Dr. Catherine Carrigan
Each month physicians from ProMedica and Mercy Health Partners will write columns about weight loss and fitness.
Congratulations to all the participants in this year's Million Pound Challenge! You are completing the first part of your lifelong journey to a healthier you.
As a physician, I help my patients learn to live healthier lives, and they share their questions and concerns with me. They often ask about body mass index (BMI): They want to know what it is, and if it matters. Body mass index does matter, and there is a lot to it.
Most people know their height and weight, or at least can make a good guess at it. What does that information tell us? For years doctors have used height and weight values to determine what defines "low" weight, "normal" weight, "overweight," and "obese."
People think it is as simple as looking in the mirror to determine whether you are under or overweight, but the degree to which a person's weight compares to his or her height is valuable information for medical providers. A person's excess weight can affect his or her likelihood of developing serious chronic medical conditions such as diabetes, high blood pressure, and arthritis.
To better describe the degree of excess weight and obesity, BMI was developed. By definition, BMI is the value assigned to people based on their weight versus the square of their height. It is a mathematical formula defined in kilograms/meters squared. To determine your BMI, use the following formula: weight in pounds divided by height in inches squared times 704 (example: the BMI of a 150-pound woman who is 5 feet, 8 inches tall would be: 150 divided by 4,624 (her height in inches squared) multiplied by 704 equals 22.8kg/m2).
BMI values are now widely used to describe what is considered under or overweight. A BMI of less than 18.5 is considered underweight. Values from 18.5 to 24.9 are considered "normal" weight. BMI of 25-29.9 is "overweight," and a BMI of 30-39.9 is considered obese. A BMI greater than 40 is considered "morbid" or extreme obesity.
Knowing BMI is important because research has shown that as BMI increases, so do risks for health conditions and the sickness and death that result. For example, the risk of diabetes begins to rise with a BMI of 25, which is just outside the "normal" weight range.

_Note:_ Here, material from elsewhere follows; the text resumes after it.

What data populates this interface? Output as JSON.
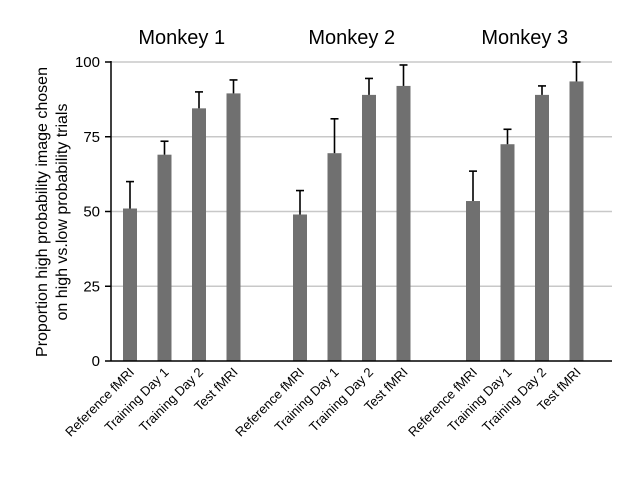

However, BMI does have its limitations. While BMI allows for a single value to describe the degree of overweight in an individual, it does not make a statement about body composition. Heavy, lean bodybuilders can have high
BMIs, even in the obese range, but their weight is high for their height due to a high percentage of muscle mass, not fat mass. For the general population, however, the excess weight on a person's frame is from excess fat mass. Over the general population, BMI is correlated with most other measures of excess body fat.
Different BMI standards apply to young children, however, as older children and teens become more overweight, comparisons can be made with adult BMI values and obesity. Also, healthy BMI can vary by ethnic group. For example, in Asian individuals BMI's over 23 are considered overweight.
BMI is just one measure of a person's overall degree of health risk, but it does allow for health care professionals, researchers, and other interested parties to make generalized estimates of the degree of obesity present in an individual or a population group. It can help guide decisions for weight management treatment (people with a BMI greater than 40 generally are considered candidates for bariatric surgery.) Also, it can help individuals track their weight loss progress and set body weight goals that are likely to place them at a healthy weight. People who are interested in finding their BMI and what implications it has for their health should visit their family doctor for more information.
Dr. Catherine Carrigan is medical director of Mercy Weight Management as well as a family medicine physician with Mercy Family Physicians in Perrysburg.